Strawberry Peach Crisp
Ripe fruit really needs so very little to heighten its treat factor, especially when it is transformed into such syrupy-soft pleasure when it is baked.
Have you ever known a naturally beautiful woman who insists upon always covering herself in an exceedingly thick mask of make-up? If so, you can understand exactly how I feel about the tradition of loading baked fruit crisps with tons of sugar.
Reprinted with permission from Superfood Snacks © 2015 by Julie Morris, Sterling Publishing Co., Inc. Photography by Oliver Barth
4
- 1⁄3 cup dried goldenberries
- 1 cup hot water
- ¼ cup fresh orange juice
- 2 tablespoons arrowroot powder (optional)*
- 1 teaspoon freshly grated lemon zest
- ¾ teaspoon ground cinnamon, divided
- 1 cup strawberries, trimmed and quartered
- 1½ cup peaches, cut into ½-inch wedges
- ½ cup rolled oats**
- 2 tablespoons coconut sugar
- 4 teaspoons coconut oil, melted
- Coconut yogurt, for serving (optional)
- Preheat the oven to 375°F. Coat 4 5-ounce ramekins with cooking spray.
- Place the goldenberries in a medium bowl and pour the hot water on top. Let the berries sit for 20 minutes to soften, then drain.
- Add the orange juice, arrowroot powder if using, lemon zest, and¼ teaspoon of the cinnamon to the drained goldenberries and mix well. Fold in the strawberries and peaches.
- In a separate bowl, mix together the oats, coconut sugar, coconut oil, and remaining ½ teaspoon cinnamon.
- Fill ramekins with the fruit mixture, then sprinkle the oats on top. Bake for 20 to 25 minutes or until the top is golden brown and the fruit is bubbling.

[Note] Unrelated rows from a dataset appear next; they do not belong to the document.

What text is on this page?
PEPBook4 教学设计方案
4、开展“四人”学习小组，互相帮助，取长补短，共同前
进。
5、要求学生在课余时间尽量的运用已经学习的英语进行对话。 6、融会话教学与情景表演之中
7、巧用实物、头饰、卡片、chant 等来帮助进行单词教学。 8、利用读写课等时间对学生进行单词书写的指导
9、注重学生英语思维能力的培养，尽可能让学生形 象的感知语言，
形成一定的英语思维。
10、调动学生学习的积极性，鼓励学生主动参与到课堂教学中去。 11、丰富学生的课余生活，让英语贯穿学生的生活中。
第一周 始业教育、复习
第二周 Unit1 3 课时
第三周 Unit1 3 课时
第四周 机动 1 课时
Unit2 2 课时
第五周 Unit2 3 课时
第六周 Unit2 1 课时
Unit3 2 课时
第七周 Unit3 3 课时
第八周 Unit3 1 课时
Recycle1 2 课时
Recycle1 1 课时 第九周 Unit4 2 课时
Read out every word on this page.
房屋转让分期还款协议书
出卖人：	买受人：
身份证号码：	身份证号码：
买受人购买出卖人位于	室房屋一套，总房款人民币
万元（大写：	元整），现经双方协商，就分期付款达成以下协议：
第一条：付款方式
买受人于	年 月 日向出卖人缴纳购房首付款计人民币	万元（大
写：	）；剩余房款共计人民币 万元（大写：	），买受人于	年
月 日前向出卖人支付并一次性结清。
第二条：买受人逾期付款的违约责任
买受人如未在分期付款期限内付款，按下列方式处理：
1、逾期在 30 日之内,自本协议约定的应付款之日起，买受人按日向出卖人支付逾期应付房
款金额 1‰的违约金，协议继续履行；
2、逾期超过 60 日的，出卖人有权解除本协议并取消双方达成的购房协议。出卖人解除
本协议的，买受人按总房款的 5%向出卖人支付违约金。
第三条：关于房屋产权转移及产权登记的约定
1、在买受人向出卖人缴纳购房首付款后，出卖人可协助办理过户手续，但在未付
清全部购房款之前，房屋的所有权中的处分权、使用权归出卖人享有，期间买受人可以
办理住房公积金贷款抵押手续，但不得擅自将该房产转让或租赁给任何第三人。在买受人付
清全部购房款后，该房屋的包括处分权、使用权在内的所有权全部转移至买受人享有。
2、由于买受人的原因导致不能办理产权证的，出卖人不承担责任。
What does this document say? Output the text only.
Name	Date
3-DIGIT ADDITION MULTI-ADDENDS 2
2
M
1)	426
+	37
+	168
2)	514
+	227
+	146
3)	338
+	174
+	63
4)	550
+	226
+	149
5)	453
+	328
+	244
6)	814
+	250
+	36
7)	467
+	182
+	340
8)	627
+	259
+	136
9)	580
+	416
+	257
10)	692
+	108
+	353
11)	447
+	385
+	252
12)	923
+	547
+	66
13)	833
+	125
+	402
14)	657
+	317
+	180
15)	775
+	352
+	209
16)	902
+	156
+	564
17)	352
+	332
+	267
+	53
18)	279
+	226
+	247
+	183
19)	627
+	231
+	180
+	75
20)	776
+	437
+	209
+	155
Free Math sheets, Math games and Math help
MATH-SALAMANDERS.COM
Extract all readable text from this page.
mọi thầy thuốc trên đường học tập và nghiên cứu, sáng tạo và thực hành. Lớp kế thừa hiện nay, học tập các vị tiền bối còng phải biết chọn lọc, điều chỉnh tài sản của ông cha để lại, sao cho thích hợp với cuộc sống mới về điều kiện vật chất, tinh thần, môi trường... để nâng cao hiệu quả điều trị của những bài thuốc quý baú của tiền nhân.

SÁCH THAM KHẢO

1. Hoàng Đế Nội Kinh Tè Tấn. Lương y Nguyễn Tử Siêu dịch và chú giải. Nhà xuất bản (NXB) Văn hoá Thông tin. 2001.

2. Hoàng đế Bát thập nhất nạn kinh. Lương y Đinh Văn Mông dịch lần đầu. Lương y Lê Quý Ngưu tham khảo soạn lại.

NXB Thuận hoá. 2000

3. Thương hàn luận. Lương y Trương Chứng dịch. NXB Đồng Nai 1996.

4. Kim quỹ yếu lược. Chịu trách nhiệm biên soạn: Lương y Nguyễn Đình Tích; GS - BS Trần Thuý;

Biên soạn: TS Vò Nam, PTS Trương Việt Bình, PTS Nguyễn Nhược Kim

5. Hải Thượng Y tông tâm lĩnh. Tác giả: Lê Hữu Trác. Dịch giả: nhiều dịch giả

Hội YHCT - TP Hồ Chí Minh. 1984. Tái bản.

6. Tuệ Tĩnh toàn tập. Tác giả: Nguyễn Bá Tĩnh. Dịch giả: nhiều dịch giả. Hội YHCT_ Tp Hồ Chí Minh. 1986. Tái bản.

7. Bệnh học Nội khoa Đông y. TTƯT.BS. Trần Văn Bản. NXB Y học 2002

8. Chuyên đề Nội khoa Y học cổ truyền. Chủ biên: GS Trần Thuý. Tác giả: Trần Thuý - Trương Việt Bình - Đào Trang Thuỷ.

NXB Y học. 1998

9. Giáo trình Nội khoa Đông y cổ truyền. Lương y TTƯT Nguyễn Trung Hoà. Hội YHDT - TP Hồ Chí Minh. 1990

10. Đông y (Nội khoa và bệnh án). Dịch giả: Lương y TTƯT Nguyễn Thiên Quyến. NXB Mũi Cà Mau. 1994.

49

- Remove the ramekins from the oven and cool for a minimum of 15 minutes.
- To serve, top the crisp with a dollop of coconut yogurt, if using. Fruit crisps may be served warm or at room temperature. Extra ramekins can be stored in the refrigerator for several days.
* Arrowroot powder helps thicken the fruit mixture when baked, without adding sugar (it’s virtually flavorless).
**Gluten-free rolled oats may be used.